The chance to make a name for himself outside of the comfortable, sometimes unruly confines of the local music industry with his mainstream ready raps may seem like lofty goals for some, but Smith believes the time to make his move is now because he’s all about setting his goals high and expectations even higher.
Backed by his latest studio album, “Lavengers presents Music Major,” Smith, who moved to Oahu from Las Vegas as a boy in 1992, finds the Hawaii hip-hop spotlight shining on him as bright as ever.
“My parents instilled in me at a young age to stay ready so that you don’t have to get ready,” he said. “I like to take things a day at a time.
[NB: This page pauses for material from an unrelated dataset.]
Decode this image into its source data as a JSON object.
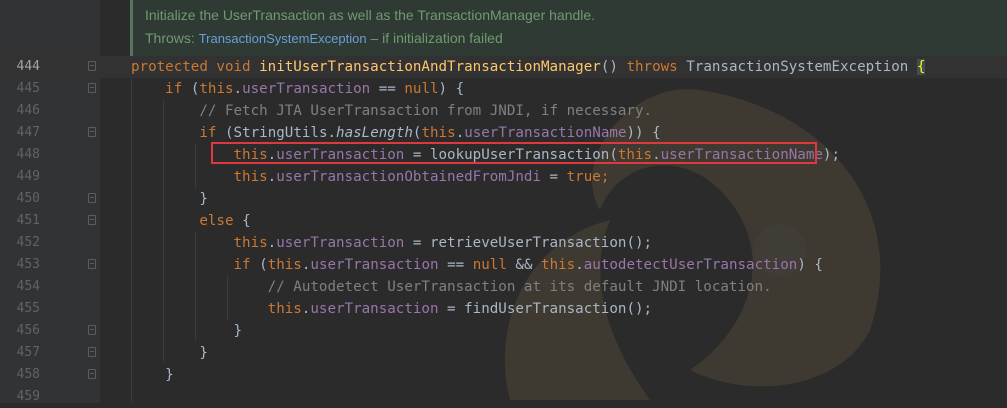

I don’t expect things to happen, but I do try to put myself into position and speak things into the atmosphere for them to happen and if they do, they do and if not, we keep working.”
Since the release of “Music Major” on Soundcloud, promotional efforts have been firing on all cylinders as the rapper known as Tailz has performed to capacity crowds while opening for Wiz Khalifa and Bone Thugs-n-Harmony in recent weeks.
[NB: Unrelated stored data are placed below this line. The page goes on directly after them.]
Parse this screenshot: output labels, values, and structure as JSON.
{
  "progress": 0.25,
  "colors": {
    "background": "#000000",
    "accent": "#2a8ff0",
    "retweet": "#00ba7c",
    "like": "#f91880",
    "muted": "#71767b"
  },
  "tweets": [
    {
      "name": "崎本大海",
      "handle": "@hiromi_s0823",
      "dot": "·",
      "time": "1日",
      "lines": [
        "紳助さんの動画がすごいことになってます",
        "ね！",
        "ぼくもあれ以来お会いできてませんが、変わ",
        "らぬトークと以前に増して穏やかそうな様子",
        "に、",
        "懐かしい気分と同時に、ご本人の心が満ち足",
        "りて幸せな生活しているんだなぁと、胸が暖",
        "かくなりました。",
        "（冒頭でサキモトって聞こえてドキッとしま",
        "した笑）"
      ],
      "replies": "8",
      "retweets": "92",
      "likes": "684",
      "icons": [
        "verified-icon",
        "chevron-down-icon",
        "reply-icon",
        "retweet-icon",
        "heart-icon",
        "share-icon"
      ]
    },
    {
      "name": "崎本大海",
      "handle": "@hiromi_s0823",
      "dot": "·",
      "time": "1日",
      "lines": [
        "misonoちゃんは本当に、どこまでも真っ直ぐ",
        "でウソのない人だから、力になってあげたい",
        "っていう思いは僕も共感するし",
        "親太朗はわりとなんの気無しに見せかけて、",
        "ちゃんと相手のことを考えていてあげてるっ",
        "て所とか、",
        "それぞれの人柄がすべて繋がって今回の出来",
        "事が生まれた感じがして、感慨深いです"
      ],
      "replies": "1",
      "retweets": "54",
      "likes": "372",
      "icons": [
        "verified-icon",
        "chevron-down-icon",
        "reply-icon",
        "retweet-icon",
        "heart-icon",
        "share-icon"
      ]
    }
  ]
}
“One thing that I’ve found is that you have to believe in yourself first,” he said. “You have to believe that you are on the same level as the greats, if not better and that’s just with the music.
“As for the business, what the industry really is, I’ve learned that you have to be on your A-game all the time. You cannot procrastinate.”
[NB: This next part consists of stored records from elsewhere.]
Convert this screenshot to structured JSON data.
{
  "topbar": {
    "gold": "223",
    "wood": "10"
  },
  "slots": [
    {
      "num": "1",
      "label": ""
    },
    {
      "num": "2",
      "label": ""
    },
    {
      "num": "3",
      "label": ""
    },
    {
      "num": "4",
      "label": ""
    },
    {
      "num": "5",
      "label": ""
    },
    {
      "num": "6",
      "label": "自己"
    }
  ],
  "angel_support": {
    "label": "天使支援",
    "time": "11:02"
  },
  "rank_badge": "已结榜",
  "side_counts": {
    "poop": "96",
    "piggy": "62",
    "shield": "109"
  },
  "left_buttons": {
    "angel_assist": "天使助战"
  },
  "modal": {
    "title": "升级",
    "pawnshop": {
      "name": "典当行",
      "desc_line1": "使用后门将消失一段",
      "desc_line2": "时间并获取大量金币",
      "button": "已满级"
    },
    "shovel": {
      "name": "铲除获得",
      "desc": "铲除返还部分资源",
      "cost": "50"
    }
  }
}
While it’s impossible to determine the exact residual impact of the performances other than album and song downloads, there are dozens of rappers who would have done just about anything to be in his shoes. From likes, retweets and comments on social media combined with spins by local DJs at the clubs, the work has paid off.
“Over the years I’ve done shows here and there, but never back to back like these past few months,” he said. “Nothing in life comes easy, and nothing in life comes free. The opportunities that I have been blessed with are just a small reflection of the sacrifice and work that has been going on behind the scenes. At the end of the day, it all starts with believing in yourself first and taking action.”
In a nutshell, “Music Major,” led by club-friendly single “Peaches,” is a well-crafted collection of radio ready tunes that well defines the times, tendencies and trends of young America. If the sounds of Drake, Schoolboy Q. and DJ Mustard were family members, the solid audible efforts and topical material of Smith would be a first or second cousin.
“The whole ‘Music Major’ idea came from me going back to school,” said Smith, who is taking online classes via Florida-based Full Sail University.
“This project is different from my last mixtape because it was organized and had a meaning behind it. I also believe that I’m also on the same level musically as the Meek Mills of the industry. I may not be out there with all the press but God willing one day I will be!
“As far as the music industry goes my vision of success is to one day get recognized and take home a Grammy!”
While the focus of Smith and the Lavengers squad will continue to be placed on the future, they continue to forge forward with confidence and resilience. Positive self talk, constant reminders to remain two steps ahead at all times while paying special attention to detail have made the planning, numerous phone conversations and late nights in the studio well worth the ride. What’s to come next is even more exciting.
“I’d rather make music here than anywhere else because the amount of people creating music here on a professional level is nowhere near the number of people creating music on the professional level in Atlanta, or California,” said Smith.
“If we’re speaking on terms of independent unsigned artists, the market for hip-hop in Hawaii is still growing. Outside of that I believe as long as you have young people, you’ll have hip-hop fans, from there it’s all about letting them decide whether you got something hot or not.”